President falls short of opioid commission recommendation

FILE - In this Oct. 28, 2016, file photo, then-Republican presidential candidate Donald Trump speaks during a campaign rally in Cedar Rapids, Iowa. Iowa independents who helped Trump win the presidency see last year’s tough-talking candidate as a thin-skinned chief executive and wish he’d show more grace. Unaffiliated voters make up the largest percentage of the electorate in the Midwest state that backed Trump in 2016 after lifting Democrat Barack Obama to the White House in party caucuses and two straight elections. (AP Photo/ Evan Vucci, File)

The White House is coming up short of it’s own commission’ recommendation to declare the opioid crisis a National Emergency.

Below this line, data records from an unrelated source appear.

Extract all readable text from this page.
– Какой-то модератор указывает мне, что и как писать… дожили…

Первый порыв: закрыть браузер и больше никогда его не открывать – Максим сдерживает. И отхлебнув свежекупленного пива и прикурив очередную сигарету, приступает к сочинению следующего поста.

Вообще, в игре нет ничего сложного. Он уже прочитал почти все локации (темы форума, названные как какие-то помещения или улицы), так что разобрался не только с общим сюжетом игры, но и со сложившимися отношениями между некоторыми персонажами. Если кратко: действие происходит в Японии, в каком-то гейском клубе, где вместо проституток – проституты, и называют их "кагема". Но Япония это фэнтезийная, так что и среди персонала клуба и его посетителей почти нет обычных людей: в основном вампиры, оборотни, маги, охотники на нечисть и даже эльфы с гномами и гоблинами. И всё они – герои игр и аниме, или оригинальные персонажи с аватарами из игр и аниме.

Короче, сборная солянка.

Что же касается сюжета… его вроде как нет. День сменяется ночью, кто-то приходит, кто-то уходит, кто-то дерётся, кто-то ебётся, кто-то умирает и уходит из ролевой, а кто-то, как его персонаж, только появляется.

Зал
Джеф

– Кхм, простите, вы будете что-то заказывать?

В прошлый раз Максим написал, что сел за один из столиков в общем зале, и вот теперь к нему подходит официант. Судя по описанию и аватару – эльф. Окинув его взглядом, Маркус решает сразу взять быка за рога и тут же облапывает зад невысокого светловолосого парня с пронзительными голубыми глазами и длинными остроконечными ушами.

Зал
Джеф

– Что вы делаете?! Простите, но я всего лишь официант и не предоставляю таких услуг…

Last week, the President’s council on opioid abuse recommended he declare it a National Emergency, allowing addicts to have access to more help, funded with federal money.

Tuesday morning, the President tweeted about a “major briefing” he received in the afternoon, but he hasn’t taken that extra step.

“During my campaign, I promised to fight this battel because as the President of the United States, my greatest responsibility is to protect the people,” said President Trump.

After New Jersey Governor Chris Christie’s memorable story about his friend from law school who died after an overdose, he’s leading the Commission that recommended the President declare the crisis a national emergency.

“We have a 9/11 scale loss of life every three weeks,” said Christie.

“Bringing general awareness, making more funds available for treatment, detox and prevention,” said Director of Prevention Services at the Area Substance Abuse Council, or ASAC, Erin Foster.

But from the President’s golf club in New Jersey, Tuesday’s move on the opioid battle came up short of sweeping action.

“Today, I’m pleased to get a briefing on how we can help communities and keep youth from going down this deadly path,” said President Trump.

Foster says without more resources, it’s up to local providers to use the tools they have to prevent the epidemic from spreading from eastern states through the Midwest.